Pero la prueba del nueve siguen siendo los flujos migratorios. Ellos son los que reflejan mejor que ninguna otra cosa el malestar. O el bienestar, como se prefiera. Los que muestran la temperatura humana del planeta. Los problemas de fondo que producen movimientos subterráneos en la opinión pública de las economías ricas. La distancia entre ganadores y perdedores en medio de un proceso histórico, como es la integración económica del planeta, en un mundo al que se le han ido cayendo las fronteras.

Tenía razón Paul Samuelson cuando sostenía que las buenas preguntas eran más interesantes que las respuestas fáciles. Voltaire y los ilustrados se acostumbraron a hacerlas y desde entonces el mundo ha dado un gran salto adelante.

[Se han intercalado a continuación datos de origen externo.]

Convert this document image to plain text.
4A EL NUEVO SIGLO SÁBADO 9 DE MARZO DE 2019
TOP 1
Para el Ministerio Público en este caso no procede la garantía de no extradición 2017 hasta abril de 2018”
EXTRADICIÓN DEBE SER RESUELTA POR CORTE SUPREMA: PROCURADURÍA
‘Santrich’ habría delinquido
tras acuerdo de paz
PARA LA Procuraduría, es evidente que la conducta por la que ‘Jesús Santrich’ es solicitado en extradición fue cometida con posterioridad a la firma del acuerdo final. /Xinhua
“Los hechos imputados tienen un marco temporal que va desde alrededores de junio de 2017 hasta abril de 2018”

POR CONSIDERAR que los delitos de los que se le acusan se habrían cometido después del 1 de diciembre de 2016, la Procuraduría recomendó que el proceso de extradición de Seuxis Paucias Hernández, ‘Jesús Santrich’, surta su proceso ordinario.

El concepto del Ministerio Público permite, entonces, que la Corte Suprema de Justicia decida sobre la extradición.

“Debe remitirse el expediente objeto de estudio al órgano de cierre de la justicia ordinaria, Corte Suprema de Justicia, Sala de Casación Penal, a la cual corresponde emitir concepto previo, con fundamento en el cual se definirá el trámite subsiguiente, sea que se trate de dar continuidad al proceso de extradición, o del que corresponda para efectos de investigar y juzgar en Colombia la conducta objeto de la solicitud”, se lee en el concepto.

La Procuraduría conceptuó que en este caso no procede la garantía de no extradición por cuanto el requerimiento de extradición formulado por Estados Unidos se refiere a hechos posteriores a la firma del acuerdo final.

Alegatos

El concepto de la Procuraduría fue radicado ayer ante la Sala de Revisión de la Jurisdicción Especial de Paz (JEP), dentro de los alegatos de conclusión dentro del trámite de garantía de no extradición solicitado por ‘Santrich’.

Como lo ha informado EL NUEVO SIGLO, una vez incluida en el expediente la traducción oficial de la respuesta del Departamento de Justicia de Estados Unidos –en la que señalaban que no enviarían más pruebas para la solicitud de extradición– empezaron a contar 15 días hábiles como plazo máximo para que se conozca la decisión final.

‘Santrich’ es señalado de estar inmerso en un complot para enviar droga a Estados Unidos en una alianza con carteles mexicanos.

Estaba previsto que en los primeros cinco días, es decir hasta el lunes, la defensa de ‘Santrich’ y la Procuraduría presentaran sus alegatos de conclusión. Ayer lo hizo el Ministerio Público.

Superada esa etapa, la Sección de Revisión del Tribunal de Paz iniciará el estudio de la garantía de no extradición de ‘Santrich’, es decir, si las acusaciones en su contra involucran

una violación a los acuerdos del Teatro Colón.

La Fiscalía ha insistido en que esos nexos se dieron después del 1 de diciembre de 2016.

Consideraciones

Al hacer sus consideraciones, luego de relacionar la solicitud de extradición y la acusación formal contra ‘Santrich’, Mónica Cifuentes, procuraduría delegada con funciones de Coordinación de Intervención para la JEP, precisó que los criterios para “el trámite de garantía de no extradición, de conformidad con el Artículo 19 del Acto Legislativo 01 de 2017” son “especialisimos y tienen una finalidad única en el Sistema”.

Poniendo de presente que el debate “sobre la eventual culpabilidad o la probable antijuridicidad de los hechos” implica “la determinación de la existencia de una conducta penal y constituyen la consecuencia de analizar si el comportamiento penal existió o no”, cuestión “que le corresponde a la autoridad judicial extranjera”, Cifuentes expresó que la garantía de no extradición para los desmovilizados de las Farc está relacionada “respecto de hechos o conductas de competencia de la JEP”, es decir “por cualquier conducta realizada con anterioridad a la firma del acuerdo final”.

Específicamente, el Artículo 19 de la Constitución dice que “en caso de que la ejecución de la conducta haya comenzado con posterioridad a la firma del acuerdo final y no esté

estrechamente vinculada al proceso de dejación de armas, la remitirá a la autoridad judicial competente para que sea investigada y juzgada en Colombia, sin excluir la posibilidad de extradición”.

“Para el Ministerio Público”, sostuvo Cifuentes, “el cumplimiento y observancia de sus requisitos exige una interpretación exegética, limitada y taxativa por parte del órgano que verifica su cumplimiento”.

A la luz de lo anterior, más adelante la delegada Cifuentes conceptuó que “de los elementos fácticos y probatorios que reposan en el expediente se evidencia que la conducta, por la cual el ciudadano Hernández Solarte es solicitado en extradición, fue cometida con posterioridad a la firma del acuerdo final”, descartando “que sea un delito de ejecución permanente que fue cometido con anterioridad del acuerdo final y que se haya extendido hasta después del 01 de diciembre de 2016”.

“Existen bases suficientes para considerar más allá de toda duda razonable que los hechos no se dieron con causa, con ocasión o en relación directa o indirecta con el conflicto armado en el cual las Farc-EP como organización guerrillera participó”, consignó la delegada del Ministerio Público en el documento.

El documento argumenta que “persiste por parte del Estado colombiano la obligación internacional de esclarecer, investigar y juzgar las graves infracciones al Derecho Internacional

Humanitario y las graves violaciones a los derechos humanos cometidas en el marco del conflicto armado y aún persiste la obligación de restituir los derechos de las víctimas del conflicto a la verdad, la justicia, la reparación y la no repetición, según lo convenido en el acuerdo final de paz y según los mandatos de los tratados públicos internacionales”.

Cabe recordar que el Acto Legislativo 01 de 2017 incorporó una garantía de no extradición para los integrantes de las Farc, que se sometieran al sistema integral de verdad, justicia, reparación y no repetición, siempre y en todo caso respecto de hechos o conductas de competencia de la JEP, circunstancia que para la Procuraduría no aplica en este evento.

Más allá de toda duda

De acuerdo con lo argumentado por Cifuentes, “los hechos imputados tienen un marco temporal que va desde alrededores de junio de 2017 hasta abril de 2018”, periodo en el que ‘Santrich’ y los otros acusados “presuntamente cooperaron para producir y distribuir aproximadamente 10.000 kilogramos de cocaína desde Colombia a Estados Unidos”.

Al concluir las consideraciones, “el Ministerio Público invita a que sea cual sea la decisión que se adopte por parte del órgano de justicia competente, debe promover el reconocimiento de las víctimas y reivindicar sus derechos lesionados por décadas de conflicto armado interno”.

Tiempos de incertidumbres.

Es probable que para saber lo que "nos pasa", como decía Ortega, haya que echar mano de una carta que envió Voltaire al príncipe Federico Guillermo de Prusia en 1770. "La duda es una condición incómoda, pero la certeza es ridícula", le aconsejó en la misiva el inclasificable y prodigioso Voltaire al joven príncipe para que no descarrilara como gobernante. Ni que decir tiene que aquella época era la de la Ilustración. O lo que es lo mismo, la era del conocimiento y la del 'atrévete a pensar', y por eso, precisamente, también era el tiempo de las incertidumbres. De las vacilaciones y hasta de la perplejidad. Como ahora.